We’ve all got our stories about ‘getting on the bus’ with the Dead, and mine dates back to June of 1985, when the Dead arrived for their second-ever show at the Saratoga Performing Arts Center (SPAC), where I spent my summers as a box office attendant and occasional backstage liaison.
The entire experience was a transformative one, introducing 16 year-old me to both the band’s sense of musical adventure and the wondrously circus-like atmosphere created by the community that traveled with them.
A return trip the following summer deepened my love for the band. And that was it. I was completely hooked.
I never followed the Dead around on tour, but I caught all the SPAC shows as well as a pair of Rich Stadium gigs following my move to Buffalo. After Garcia died in 1995, I experienced every incarnation that included Weir in it - Ratdog, the Other Ones, Further, the Dead, and eventually, Dead & Co. - as many times as I possibly could. Some of these shows were positively transcendent, but even the “average” ones were touched by something magical.
After befriending Grateful Dead biographer and publicist Dennis McNally - whose A Long Strange Trip: The Inside History of the Grateful Dead remains the definitive text on the band - I was lucky enough to meet Bobby on a few occasions. He was exactly how I hoped he’d be - quiet, but kind, funny, gracious, generous of spirit. He struck me as that rarest of rare beings - an actualized human. Someone who was doing exactly what he was meant to do.
Weir became the principal steward of the Dead’s legacy following Garcia’s death. There are some among the band’s immense fan-base who never forgave him for it. I don’t number among them. In my view, Weir was incredibly well-suited to drive the bus, and he did so in a way that would have made band mentor (and Kerouac pal) Neal Cassady proud - with clear-headed abandonment, one eye on the road unwinding, another scoping out all the sights along the way, and declaring the equal potential of every moment to become a magical one. He did this until the very end.
“I can’t think of anyone that needed to play live music any more than Bob,” wrote his Dead & Co. bandmate Oteil Burbridge in the wake of Weir’s transformation.
“It went past devotion, past dedication, past obsession. It seemed to me more like self identification. I think he felt it is what and who he was. I also cannot think of anyone who played more live shows. We could depend on it, like the sun coming up.
“He was so unique as a human and a musician. His mannerisms when he spoke were just as singular as the way he played guitar, sang, composed and lived day to day.”
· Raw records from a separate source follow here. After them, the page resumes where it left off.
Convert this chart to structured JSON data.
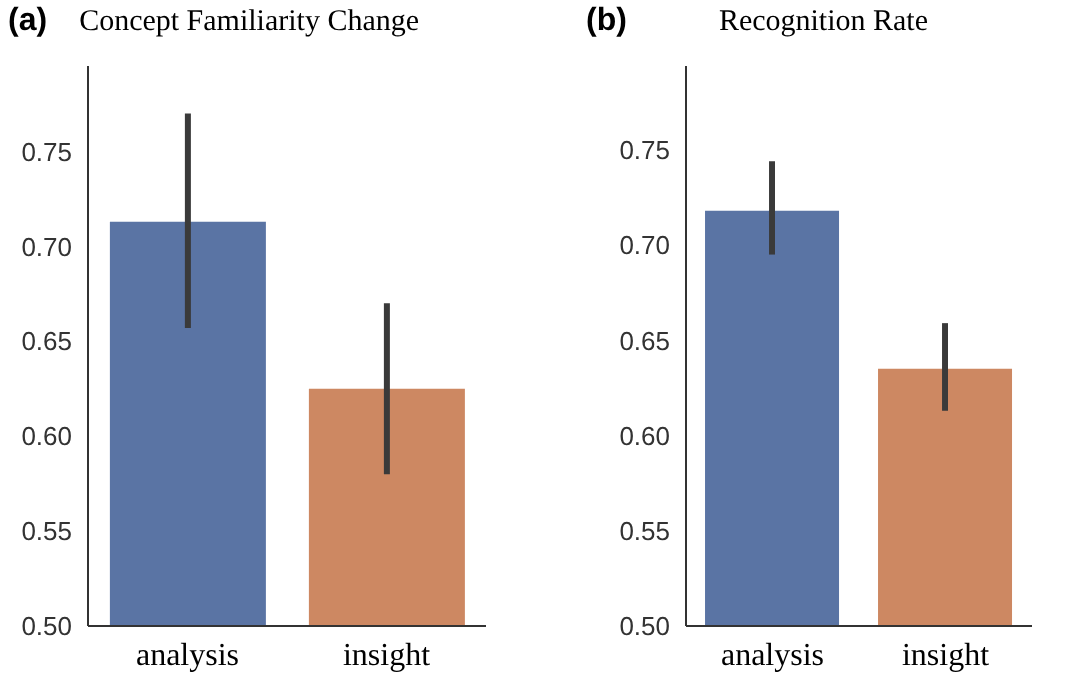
{
  "chart_data": [
    {
      "type": "bar",
      "title": "Concept Familiarity Change",
      "annotations": [
        "(a)"
      ],
      "categories": [
        "analysis",
        "insight"
      ],
      "values": [
        0.713,
        0.625
      ],
      "colors": [
        "#5a74a4",
        "#cd8862"
      ],
      "errors": [
        [
          0.657,
          0.77
        ],
        [
          0.58,
          0.67
        ]
      ],
      "ylim": [
        0.5,
        0.795
      ],
      "yticks": [
        {
          "value": 0.5,
          "label": "0.50"
        },
        0.55,
        {
          "value": 0.6,
          "label": "0.60"
        },
        0.65,
        {
          "value": 0.7,
          "label": "0.70"
        },
        0.75
      ],
      "grid": false,
      "legend": false
    },
    {
      "type": "bar",
      "title": "Recognition Rate",
      "annotations": [
        "(b)"
      ],
      "categories": [
        "analysis",
        "insight"
      ],
      "values": [
        0.718,
        0.635
      ],
      "colors": [
        "#5a74a4",
        "#cd8862"
      ],
      "errors": [
        [
          0.695,
          0.744
        ],
        [
          0.613,
          0.659
        ]
      ],
      "ylim": [
        0.5,
        0.794
      ],
      "yticks": [
        {
          "value": 0.5,
          "label": "0.50"
        },
        0.55,
        {
          "value": 0.6,
          "label": "0.60"
        },
        0.65,
        {
          "value": 0.7,
          "label": "0.70"
        },
        0.75
      ],
      "grid": false,
      "legend": false
    }
  ]
}
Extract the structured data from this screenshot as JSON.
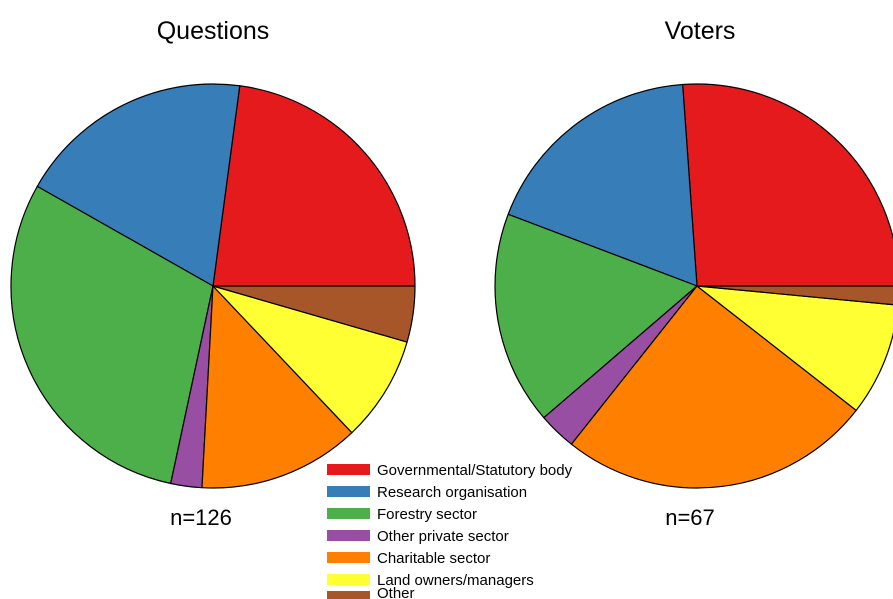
{
  "chart_data": [
    {
      "type": "pie",
      "title": "Questions",
      "annotation": "n=126",
      "slices": [
        {
          "label": "Governmental/Statutory body",
          "value": 23,
          "color": "#e41a1c"
        },
        {
          "label": "Research organisation",
          "value": 19,
          "color": "#377eb8"
        },
        {
          "label": "Forestry sector",
          "value": 30,
          "color": "#4daf4a"
        },
        {
          "label": "Other private sector",
          "value": 2.5,
          "color": "#984ea3"
        },
        {
          "label": "Charitable sector",
          "value": 13,
          "color": "#ff7f00"
        },
        {
          "label": "Land owners/managers",
          "value": 8.5,
          "color": "#ffff33"
        },
        {
          "label": "Other",
          "value": 4.5,
          "color": "#a65628"
        }
      ]
    },
    {
      "type": "pie",
      "title": "Voters",
      "annotation": "n=67",
      "slices": [
        {
          "label": "Governmental/Statutory body",
          "value": 26,
          "color": "#e41a1c"
        },
        {
          "label": "Research organisation",
          "value": 18,
          "color": "#377eb8"
        },
        {
          "label": "Forestry sector",
          "value": 17,
          "color": "#4daf4a"
        },
        {
          "label": "Other private sector",
          "value": 3,
          "color": "#984ea3"
        },
        {
          "label": "Charitable sector",
          "value": 25,
          "color": "#ff7f00"
        },
        {
          "label": "Land owners/managers",
          "value": 9,
          "color": "#ffff33"
        },
        {
          "label": "Other",
          "value": 1.5,
          "color": "#a65628"
        }
      ]
    }
  ],
  "legend": {
    "placement": "bottom-center",
    "items": [
      {
        "label": "Governmental/Statutory body",
        "color": "#e41a1c"
      },
      {
        "label": "Research organisation",
        "color": "#377eb8"
      },
      {
        "label": "Forestry sector",
        "color": "#4daf4a"
      },
      {
        "label": "Other private sector",
        "color": "#984ea3"
      },
      {
        "label": "Charitable sector",
        "color": "#ff7f00"
      },
      {
        "label": "Land owners/managers",
        "color": "#ffff33"
      },
      {
        "label": "Other",
        "color": "#a65628"
      }
    ]
  }
}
Bobby’s words, written as a eulogy for Lesh, form a farewell that is equally fitting for his own passing.
“The Muse gives us the people and tools to work with. Where we go with that work emerges from somewhere between our intuition and her inspiration. It’s a process always cloaked deep in Mystery, and at its best, the Mystery is forever lasting, after its rendering.
“‘Look out of any window…’ has that ring to it.
“Meanwhile, given that death is the last and best reward for a life well and fully lived, I rejoice in his liberation…”
And we rejoice in yours, Bobby. Thanks for all of it.







I cannot express enough how much it means to me that you are still writing and sharing your thoughts and views of not just music but humanity, Jeff. My partner and I were devastated when you stopped writing for the Buffalo News. You were our North Star on all things entwined with music and the soul. I am so grateful that I can come here and still read and fill my cup. A beautiful piece. Thank you.
Thank you Jeff,for being someone “who gets it”RIP Bobby!